Mosfet Transistörlerin Özellikleri Nelerdir?
Bir transistör çeşidi olan mosfetler, elektronik devrelerde kullanılır, yarı iletken malzeme içinde kanal akımının değiştirilmesinde kullanılan sistemler, üç bacaklıdır. D ve S bacaklarının çıkarıldığı bölümler kanal olarak adlandırılır. Söz konusu kanal bölgesi ve G bacağının arasında bulunan alana yalıtım uygulaması yapılır. Yapılan yalıtımın niteliği oldukça önemlidir, sistemin sağlıklı çalışması için gereklidir. Yüksek frekans düzeylerinde çalışma imkanına sahip olan ve bu özellikleri ile diğer transistör çeşitlerinden ayrışan ürünlerin güç harcama düzeyleri düşükken dış ortama karşı yüksek mekanik dayanım gösterirler.
Mosfetlerin Kullanım Alanları
Mosfetler çok geniş kullanım alanlarına sahiptir. Özellikle elektronik cihazların tamamında kullanılan mosfet seçenekleri güç kaynağı yapımı, anten yükselticisi, led efekt devresi ve anahtar devresi gibi alanlarda kullanılır. Kullanım alanı oldukça geniş olan seçeneklerde dikkat edilmesi gereken nokta kullanılacak cihaza uygun olan türün tercihidir. Kullanılacak cihazlara göre fiyat değişikliklerine sahne olabilecek seçeneklerin tamamı elektronik perakende ürünleri satışında bulunan internet sayfaları üzerindeki ilgili online mağazalar sayesinde temin edilebilir. Güç harcaması bakımından oldukça alçakgönüllü olan bu sistemlerin harcama oranları diğer transistörlere göre daha azdır. Çevresel koşulların olumsuz etkilerine oldukça dayanıklı olan sistemler diğer transistör modellerine göre daha hassas özelliktedir. Kanal bölgelerinde seçilen yalıtım malzemelerinin cinsine göre N ve P tipi olarak iki farklı ana çeşidi bulunan ürünlerin çalışma şekillerine göre de çeşitlendirilmesi bulunur.

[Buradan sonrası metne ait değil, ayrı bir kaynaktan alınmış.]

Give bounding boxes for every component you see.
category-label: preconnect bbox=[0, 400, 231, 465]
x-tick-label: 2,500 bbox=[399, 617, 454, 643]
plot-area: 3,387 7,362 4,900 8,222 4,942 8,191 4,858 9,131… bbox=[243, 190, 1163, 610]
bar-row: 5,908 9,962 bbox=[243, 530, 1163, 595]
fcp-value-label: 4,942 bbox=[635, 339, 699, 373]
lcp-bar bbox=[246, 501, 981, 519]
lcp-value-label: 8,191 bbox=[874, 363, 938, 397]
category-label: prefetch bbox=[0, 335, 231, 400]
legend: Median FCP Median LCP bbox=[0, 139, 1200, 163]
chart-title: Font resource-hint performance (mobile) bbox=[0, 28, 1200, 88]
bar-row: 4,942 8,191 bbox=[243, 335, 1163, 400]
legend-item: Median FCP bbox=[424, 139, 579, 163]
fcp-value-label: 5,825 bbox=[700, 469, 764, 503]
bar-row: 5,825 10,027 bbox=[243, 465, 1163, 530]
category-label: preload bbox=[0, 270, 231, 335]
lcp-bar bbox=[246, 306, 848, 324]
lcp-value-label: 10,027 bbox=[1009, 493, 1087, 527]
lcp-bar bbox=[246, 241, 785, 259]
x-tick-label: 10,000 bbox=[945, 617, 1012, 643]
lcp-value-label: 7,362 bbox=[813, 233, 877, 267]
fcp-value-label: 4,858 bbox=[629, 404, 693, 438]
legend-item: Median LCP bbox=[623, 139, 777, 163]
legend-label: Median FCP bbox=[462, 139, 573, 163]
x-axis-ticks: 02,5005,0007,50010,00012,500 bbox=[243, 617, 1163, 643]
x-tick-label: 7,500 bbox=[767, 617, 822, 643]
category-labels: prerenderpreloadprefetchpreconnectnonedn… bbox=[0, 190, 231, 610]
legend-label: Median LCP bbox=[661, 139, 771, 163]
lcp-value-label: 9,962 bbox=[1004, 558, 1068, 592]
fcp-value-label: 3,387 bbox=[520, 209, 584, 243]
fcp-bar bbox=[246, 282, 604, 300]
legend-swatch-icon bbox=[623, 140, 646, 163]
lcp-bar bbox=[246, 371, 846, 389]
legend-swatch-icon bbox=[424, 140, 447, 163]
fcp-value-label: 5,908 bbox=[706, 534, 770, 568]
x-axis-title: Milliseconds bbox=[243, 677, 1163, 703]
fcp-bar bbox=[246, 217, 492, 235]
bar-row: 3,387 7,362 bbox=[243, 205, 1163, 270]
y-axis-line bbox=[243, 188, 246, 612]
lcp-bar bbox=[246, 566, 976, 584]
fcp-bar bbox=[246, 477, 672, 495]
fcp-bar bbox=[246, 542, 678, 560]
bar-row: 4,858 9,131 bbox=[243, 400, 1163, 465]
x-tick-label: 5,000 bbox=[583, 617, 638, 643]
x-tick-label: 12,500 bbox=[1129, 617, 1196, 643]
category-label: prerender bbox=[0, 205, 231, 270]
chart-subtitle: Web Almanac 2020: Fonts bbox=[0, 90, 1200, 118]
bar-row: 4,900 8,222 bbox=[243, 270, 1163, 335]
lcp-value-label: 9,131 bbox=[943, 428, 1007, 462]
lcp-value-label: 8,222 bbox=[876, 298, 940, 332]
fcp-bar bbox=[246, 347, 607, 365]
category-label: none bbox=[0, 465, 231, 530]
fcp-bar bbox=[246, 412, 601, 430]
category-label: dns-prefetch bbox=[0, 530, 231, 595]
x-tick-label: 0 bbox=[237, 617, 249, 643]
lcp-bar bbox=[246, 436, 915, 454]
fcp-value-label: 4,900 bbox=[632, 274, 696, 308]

Mosfetlerin Sağlamlık Kontrolünün Yapılması
Çalışma şekillerine göre çoğaltan ve azaltan kanallı olmak üzere iki farklı türü bulunan mosfetlerin sağlamlık kontrolünün yapılması için bazı testlerden geçmesi gerekir. Kapı terminal bölgesinde uygulanan bir gerilim, kondansatörün şarj olmasına ve kapı ile diğer iki terminalin arasından elektrik alanın oluşturulmasına yardımcı olur. İletkenlik artmasını sağlayan bu sistem, çalışma prensibi bakımından vakum tüplerine benzer.